La ragazza della palude, la recensione (no spoiler) del mystery dall’omonimo romanzo

la ragazza della palude

Nel 1968 Chase Andrews, il quarterback della squadra locale di una cittadina del Nord Carolina, viene ritrovato morto in quello che sembrerebbe essere un tragico incidente. Ma la comunità ha già trovato una colpevole per quel delitto ancora tutto da dimostrare: si tratta della giovane Kya, conosciuta come la Ragazza della Palude e considerata alla stregua di una strega. Cresciuta in una casa in mezzo alla natura dopo che la madre ha abbandonato la famiglia per le bizze di un marito violento, seguita poi dal fratello, Kya si è ritrovata completamente da sola quando anche il padre ha ripudiato per sempre quel luogo dimenticato da Dio, lasciandola al suo destino. Contro ogni previsione la bambina è riuscita a sopravvivere e giunta nell’adolescenza il suo legame con il coetaneo e vicino Tate Walker si trasforma da una semplice amicizia in un’amore passionale, prima che nuovi addii segnino il suo amaro destino.

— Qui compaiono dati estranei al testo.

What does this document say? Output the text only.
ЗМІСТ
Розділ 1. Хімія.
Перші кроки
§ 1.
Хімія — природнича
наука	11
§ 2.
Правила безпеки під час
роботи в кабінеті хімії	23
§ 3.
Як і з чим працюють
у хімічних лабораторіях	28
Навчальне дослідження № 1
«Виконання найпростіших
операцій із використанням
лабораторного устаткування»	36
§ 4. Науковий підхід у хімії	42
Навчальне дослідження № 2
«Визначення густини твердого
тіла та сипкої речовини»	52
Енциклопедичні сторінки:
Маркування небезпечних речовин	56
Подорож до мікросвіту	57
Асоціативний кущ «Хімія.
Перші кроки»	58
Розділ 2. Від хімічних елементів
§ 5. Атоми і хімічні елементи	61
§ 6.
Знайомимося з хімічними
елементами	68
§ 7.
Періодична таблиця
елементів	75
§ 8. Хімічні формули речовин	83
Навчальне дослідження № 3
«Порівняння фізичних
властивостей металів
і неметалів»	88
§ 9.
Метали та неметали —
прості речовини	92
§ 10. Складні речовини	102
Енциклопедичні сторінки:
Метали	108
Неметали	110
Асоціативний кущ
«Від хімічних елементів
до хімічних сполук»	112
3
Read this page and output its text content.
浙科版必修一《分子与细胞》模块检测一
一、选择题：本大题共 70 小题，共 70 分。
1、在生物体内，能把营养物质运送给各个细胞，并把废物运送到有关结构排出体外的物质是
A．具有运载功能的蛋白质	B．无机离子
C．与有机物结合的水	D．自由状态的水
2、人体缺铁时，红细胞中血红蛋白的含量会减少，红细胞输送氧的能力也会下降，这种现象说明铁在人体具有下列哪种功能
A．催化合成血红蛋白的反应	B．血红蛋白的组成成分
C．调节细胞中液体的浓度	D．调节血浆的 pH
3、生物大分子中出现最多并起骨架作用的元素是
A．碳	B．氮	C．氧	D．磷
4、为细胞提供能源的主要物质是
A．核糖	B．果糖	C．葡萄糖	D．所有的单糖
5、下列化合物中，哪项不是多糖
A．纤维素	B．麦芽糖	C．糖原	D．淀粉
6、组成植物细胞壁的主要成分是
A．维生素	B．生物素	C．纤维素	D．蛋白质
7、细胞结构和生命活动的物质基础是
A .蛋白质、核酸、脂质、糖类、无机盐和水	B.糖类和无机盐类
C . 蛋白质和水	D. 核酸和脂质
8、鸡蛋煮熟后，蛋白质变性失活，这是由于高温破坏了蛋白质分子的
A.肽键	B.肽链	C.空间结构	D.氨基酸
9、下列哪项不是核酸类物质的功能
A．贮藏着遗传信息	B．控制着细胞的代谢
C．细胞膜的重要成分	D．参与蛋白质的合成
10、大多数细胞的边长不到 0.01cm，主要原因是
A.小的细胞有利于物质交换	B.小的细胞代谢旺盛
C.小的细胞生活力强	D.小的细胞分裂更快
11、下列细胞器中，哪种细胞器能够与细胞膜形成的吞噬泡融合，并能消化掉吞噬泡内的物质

La ragazza della palude: dalla carta allo schermo – la recensione

Alla base vi è l’omonimo romanzo pubblicato nel 2018 dalla scrittrice americana Delia Owens, che ha sfruttato la sua parallela carriera da zoologa e naturalista per raccontare una storia avente luogo proprio in un ambiente selvaggio, per quanto poco distante dalla cosiddetta “civiltà”. Una reietta malvista dalla comunità cittadina per via delle sue umili origini diventa così elemento sacrificale di un processo dove la sentenza sembrerebbe già scritta, nonostante l’assenza di prove certe e un alibi apparentemente inoppugnabile.

E allora La ragazza della palude scava nei flashback che restituiscono, minuto dopo minuto, l’esatta cronologia degli eventi seguendo una linea parzialmente prevedibile che toglie di fatto pathos e tensione alle scene madri e agli eventi clou che caratterizzano questa vicenda di (in)giustizia a orologeria, con il razzismo – non soltanto per il colore della pelle – quale elemento chiave anche in una sottotrama.

Assenza di climax

Ma nelle due eccessive ore di visione a mancare è soprattutto quello slancio emozionale che una vicenda sulla carta così complessa e sfaccettata avrebbe sulla carta dovuto possedere, ma che in questa trasposizione per il grande schermo ha curato più l’estetica rispetto alla sostanza. Tutto è preciso e compìto e di quella presunta violenza, fisica e morale, che già la palude in sé dovrebbe visivamente rappresentare con il suo sudiciume, non ve ne è traccia, in favore di un approccio misurato a prova di grande pubblico, che non a caso ha premiato il film al botteghino con un incasso worldwide di quasi 150 milioni di dollari e lo ha mandato nella top 10 dei titoli più visti su Netflix, dove è da poco disponibile.

Anche la stessa carica femminista e il girl-power risultano più sfuocati del solito, forse per via della scarsa alchimia tra il cast e il generale anonimato dei personaggi, soprattutto quelli maschili: i due principali contendenti della protagonista risultano paradossalmente quasi uno la fotocopia dell’altro anche dal punto di vista caratteriale, elemento che snatura la suspence e rende il tutto prevedibile nelle varie fasi processuali, destinate al solo epilogo possibile.

Conclusioni finali

La chiamano strega, ma è soltanto una bambina poi ragazza “colpevole” di essere stata abbandonata dalla sua famiglia e di essere sopravvissuta in quella palude che le ha fatto da casa. Ora ventenne, si ritrova accusata di un omicidio che non ha commesso e provare la sua innocenza non sarà semplice.

Adattando l’omonimo romanzo qualcosa è andato perduto, vuoi per una sceneggiatura e relativa messa in scena fin troppo pulite, vuoi per un cast poco ispirato tranne rare eccezioni. La ragazza della palude latita di emozioni e spreca i pur notevoli spunti narrativi, in un alternarsi tra le fasi processuali e i flashback che ricostruiscono la vicenda privandola della corretta energia tensiva.